Na arte o que é deformado tem mais valor

Data 26/07/2008 12:48:49 | Tópico: Contos

A verdade não pode ser contada em soneto. Nem numa cantiga de amigo. A verdade é um sim ou não.

O humorista tem de estar preparado para rir, fazer de conta que, armar-se em pateta, coçar o pêlo do nariz, fazer o quatro e cair de cu, etc, mesmo que no dia anterior à sua representação, tenha levado um excerto de porrada por meia dúzia de ciganos. Nada contra os ciganos. Metaforismos.

Então é assim: o humorista assistiu a tudo: desde à rebentação das àguas até aos bebés nascerem. Dois: um menino e uma menina. Assim nesta ordem, sairam do ventre da mãe-preta. Que estava deitada numa banca de pedra fria, a parteira com suas mãos grossas por debaixo do lençol, banhado em sangue, os gritos de alguém que pisa uma mina e que nem pense levantar o pé!, a boca mordendo uma rodilha da cozinha, seus olhos lagartos meio cêntimetro fora dos côncavos.

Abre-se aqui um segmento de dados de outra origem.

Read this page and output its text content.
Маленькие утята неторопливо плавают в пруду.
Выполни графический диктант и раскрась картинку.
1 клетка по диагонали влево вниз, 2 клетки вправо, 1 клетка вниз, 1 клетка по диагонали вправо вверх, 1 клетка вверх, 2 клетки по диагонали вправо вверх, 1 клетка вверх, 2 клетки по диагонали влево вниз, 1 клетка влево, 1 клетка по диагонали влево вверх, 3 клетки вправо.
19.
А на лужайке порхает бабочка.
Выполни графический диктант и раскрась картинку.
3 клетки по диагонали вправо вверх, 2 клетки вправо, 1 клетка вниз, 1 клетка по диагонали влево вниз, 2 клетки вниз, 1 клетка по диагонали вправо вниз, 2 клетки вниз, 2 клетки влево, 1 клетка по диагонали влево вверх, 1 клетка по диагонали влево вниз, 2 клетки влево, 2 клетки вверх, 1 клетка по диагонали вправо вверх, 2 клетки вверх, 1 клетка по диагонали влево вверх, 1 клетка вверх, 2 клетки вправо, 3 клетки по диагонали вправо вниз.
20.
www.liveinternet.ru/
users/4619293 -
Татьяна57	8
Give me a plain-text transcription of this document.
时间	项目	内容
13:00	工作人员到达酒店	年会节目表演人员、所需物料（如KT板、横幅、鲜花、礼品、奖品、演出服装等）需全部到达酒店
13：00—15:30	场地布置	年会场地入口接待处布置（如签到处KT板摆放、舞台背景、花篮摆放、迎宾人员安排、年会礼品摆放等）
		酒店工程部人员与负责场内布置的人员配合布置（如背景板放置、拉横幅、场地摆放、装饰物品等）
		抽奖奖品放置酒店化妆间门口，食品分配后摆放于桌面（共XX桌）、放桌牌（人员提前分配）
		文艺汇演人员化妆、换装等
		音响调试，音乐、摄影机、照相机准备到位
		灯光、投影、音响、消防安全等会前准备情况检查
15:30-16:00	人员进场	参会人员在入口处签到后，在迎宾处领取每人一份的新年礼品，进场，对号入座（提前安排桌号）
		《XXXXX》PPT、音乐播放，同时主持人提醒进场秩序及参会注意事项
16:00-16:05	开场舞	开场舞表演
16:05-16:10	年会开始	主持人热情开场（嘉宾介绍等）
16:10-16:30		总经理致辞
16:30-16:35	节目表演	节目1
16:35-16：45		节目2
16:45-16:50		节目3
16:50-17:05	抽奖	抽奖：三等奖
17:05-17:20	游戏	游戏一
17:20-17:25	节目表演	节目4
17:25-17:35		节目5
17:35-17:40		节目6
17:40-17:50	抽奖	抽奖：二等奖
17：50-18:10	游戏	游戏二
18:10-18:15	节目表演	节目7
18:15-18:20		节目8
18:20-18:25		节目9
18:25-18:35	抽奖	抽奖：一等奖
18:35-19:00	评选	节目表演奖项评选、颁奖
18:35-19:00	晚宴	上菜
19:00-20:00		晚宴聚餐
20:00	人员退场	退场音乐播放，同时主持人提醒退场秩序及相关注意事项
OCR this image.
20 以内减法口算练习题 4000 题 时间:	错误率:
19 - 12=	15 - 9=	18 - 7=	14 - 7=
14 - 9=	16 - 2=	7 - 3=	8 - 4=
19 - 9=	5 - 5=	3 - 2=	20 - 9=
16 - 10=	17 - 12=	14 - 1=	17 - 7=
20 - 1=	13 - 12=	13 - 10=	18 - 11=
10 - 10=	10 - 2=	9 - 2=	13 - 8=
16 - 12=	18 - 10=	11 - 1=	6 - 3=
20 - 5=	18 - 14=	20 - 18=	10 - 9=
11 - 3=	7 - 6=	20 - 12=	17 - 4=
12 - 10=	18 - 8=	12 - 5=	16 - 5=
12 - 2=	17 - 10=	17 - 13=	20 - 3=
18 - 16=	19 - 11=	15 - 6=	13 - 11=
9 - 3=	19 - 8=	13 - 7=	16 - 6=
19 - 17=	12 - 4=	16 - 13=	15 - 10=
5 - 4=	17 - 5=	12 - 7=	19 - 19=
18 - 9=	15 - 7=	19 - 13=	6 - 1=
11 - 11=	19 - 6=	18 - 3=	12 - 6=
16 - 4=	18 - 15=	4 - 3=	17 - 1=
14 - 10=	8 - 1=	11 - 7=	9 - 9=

O homem pega na mão dela, diz-lhe força, puxa, está quase, vá lá, tu consegues. As dores fazem pregas na alma, estalam a tinta das paredes.
Tudo é normal quando o ponteiro do relógio pára, ou quando a música acaba de repente e o dançarino ainda teria mais passos para dar.

Somos capazes de imitar vozes mas não somos capazes de distinguir em certas alturas o gemido do choro. Mãe-preta será depois de tudo uma canção de embalar.

Após amainar a forte batida do tambor, o menino saiu a chorar e mãe-preta sorriu. Dois minutos depois, a menina saiu calada e mãe-preta chorou.
E todos os que assistiam ao parto comparticiparam no choro.

Os médicos abanavam suas cabeças porque não viram na ecografia que a menina tinha os dedos colados uns aos outros. Mãos de peixe, catalogaram.
Dizer que outros já nasceram assim não tira a dor.

Haverá um país que os separe, mas para isso é preciso muita solidariedade, em caixas improvisadas, para colocar nos cafés da beira, e a fotografia da menina a cores, dizendo adeus com seus dedinhos de desenho animado.

Na arte, o que é deformado é o que tem mais valor. Na vida real é o contrário.

Todos ficaram tristes durante dias e dias, transferindo a menina daqui para acolá em busca de uma solução, excepto pai da criança que, para sobreviver, tinha de fazer rir as pessoas num bar até às duas da manhã,
de cara pintada e nariz vermelho,
enchendo o copo de wisky,
emborrachando-se,
caindo de queixos no chão,
gozando com Deus, e todo o público aplaudindo, mijando-se de riso, e a vida dentro de um cubo de gelo esperando que a alegria o faço derreter.